The biggest change that will greet the players from 22 countries is the switching of the two nines to allow for the more spectacular par-five ninth hole, which requires two very good shots into an island green, to serve as the finishing hole.
“The ninth hole is a superior hole,” Lesley Copeman, the Tournament Director, said after this week’s site visit by the Women’s World Cup of Golf organisers and officials from the Ladies European Tour, one of the sanctioning tours for the $1.2-million event.
"This will make for a much more exciting finish. It gives the players a huge risk and reward now. It’s also a much more exciting hole in terms of providing a natural amphitheatre for spectators.”
The other significant change comes to the current par-four 17th, which will for this event play as the eighth hole. The tee here has been moved back 40 metres to bring the water more into play on the drives.
“It’s good to have a challenging hole midway through the course,” said Yvonne Cassidy, Tournament Director of the LET.
“It used to be the 17th and we wouldn’t have done this had the nines not been swapped around as it would have made it too risky being the second last hole in the round. It used to play as a really easy hole, with a sand wedge or half wedge in. By moving it back it will extend this to a seven or eight iron for most of the players.”
Other than these changes, both Copeman and Cassidy said the course should play very much the same as it did in the 2006 event, which was won by the Swedish duo of Annika Sorenstam and Liselotte Neumann.

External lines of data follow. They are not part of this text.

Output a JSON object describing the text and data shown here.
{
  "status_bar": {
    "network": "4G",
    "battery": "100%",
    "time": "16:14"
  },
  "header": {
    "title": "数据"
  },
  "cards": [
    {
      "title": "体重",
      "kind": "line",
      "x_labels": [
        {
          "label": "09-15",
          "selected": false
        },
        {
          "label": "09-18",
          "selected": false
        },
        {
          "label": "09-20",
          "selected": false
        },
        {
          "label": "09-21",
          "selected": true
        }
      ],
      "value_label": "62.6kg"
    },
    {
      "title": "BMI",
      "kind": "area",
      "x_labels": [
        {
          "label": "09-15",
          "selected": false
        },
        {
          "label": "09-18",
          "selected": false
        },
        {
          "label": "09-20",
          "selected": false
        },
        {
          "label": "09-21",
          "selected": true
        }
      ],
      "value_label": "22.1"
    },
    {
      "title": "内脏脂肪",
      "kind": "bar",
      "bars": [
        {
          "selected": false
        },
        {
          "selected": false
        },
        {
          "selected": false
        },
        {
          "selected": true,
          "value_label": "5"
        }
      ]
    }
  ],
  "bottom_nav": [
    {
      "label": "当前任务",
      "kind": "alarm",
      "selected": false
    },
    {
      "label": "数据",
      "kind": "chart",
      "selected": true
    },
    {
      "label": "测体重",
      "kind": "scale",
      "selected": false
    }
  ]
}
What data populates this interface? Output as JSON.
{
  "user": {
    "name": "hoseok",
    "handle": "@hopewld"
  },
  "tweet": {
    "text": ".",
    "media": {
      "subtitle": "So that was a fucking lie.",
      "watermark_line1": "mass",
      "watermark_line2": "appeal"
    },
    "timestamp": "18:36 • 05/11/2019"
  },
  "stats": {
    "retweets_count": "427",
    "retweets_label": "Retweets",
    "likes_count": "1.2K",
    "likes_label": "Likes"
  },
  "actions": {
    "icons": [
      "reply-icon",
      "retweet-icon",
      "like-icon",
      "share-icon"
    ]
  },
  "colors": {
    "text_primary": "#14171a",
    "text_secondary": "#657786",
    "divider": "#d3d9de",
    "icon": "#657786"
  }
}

“I believe it will be pretty similar to 2006. There are a couple of subtle changes apart from the reversing of the nines. Also, it will all depend on the weather and the condition of the rough. As we all know, the levelling factor at Sun City is the rough,” said Copeman.
The format of play has also been changed in order to speed up play, which was a problem in 2006.
The singles matches will now take place on the first day, with foursomes on day two and better ball on the third and final day.
“I sincerely hope the new format speeds up play,” said Cassidy. “I can’t understand why it was so slow last time. The Gary Player Country Club course is not a big ruling course, and the players are the best in the world.
“It’s no fun for spectators, media and players alike if the field is slow. The Ladies European Tour has introduced a change in the Pace of Play ruling. If the Pace of Play is slow the players get put on the clock immediately without a warning.”